A couple weeks ago I posted a short reflection on 2021: On how quiet and sweet and gentle it was. After the major medical trauma of 2020, God gave me some space to let my body, heart, and mind heal. I wrote about it a few days before Covid hit our household.
At first, from within this Covid hurricane, I thought that perhaps I had posted about the year too soon. The superstitious part of me thought I must have jinxed the last couple weeks of 2021. But we who know the heart of the Father know that’s a lie. God doesn’t play those games.
Perhaps, however, this sweet, gentle year helped prepare my body, mind, and spirit for the intensity of this physical, emotional, and spiritual battle. Yes, Covid has hit us hard—really hard. It’s not over, but it’s also nothing compared to my God.
But the same gentle God who calmed the waves around me the past year is the God who is holding my heart, my mind, my lungs, and all of our bodies in His hand in the midst of the hurricane now raging around us.

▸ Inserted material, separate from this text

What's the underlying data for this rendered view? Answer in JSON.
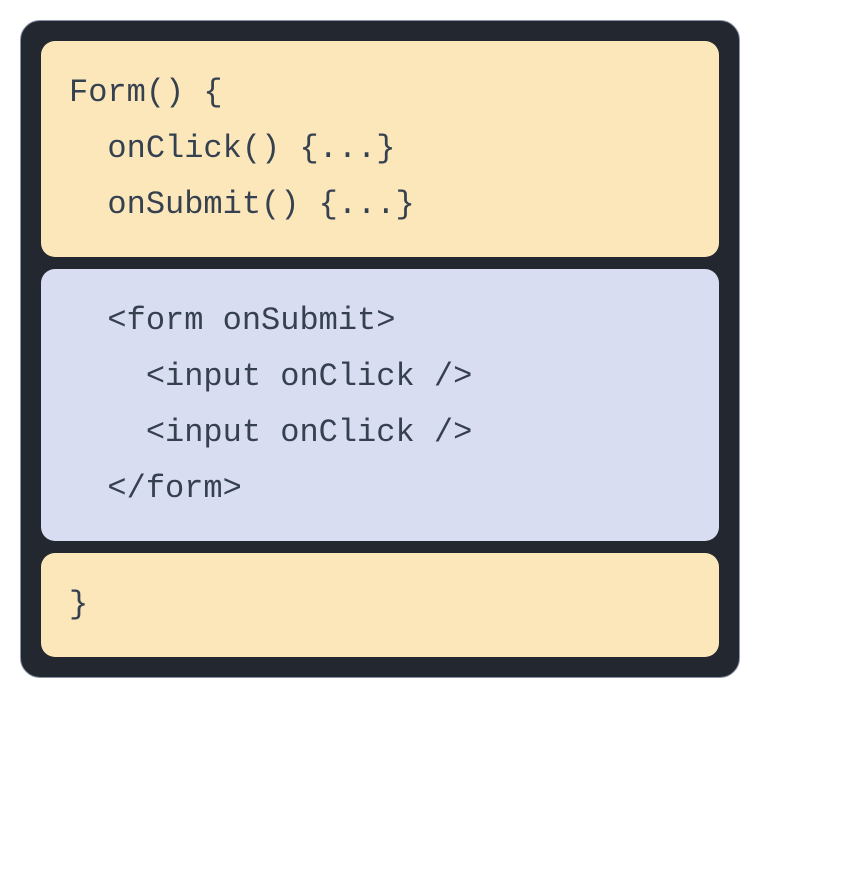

He’s good, and we are blessed, not because of the presence of health, wealth, success, or the absence of illness, suffering, grief, or hardship.
That #blessed theology makes no sense to me: Not when our Lord Himself came straight into all of the pain, all of the suffering, all of the poverty, and all of the brokenness of body: we just celebrated that advent, remember? Not when smack in the middle of the teaching of our Lord we find the beatitudes: what #blessed really means: those who hunger and thirst for righteousness, the meek, the peacemakers, those persecuted for His name, the lowly and poor.
So I continue to stand (or lie propped up on pillows) solidly by my former post. My God is gentle and kind. He is good, and frankly, the suffering part of life offers an acutely clear vantage point from which we can come to know the kingdom of heaven.
I’m thankful for the goodness of God in all of its forms. I’m thankful for His goodness in the living, in the dying, in the forming, in the breaking, in the feasting, in the fasting, in the pain, in the pleasure, in the grieving, and in the rejoicing. If we don’t come to know Him in all of the seasons, we struggle to trust Him with all of our seasons.
So from this short season of suffering that feels infinite from the inside, I stand with every ounce of courage that I have and with all of the strength of our Lord and Savior, and I declare in victory that He is good, He is faithful, He loves us fiercely, and He is ever-present. 2021 is still beautiful. It just got a lot more colorful in its last weeks.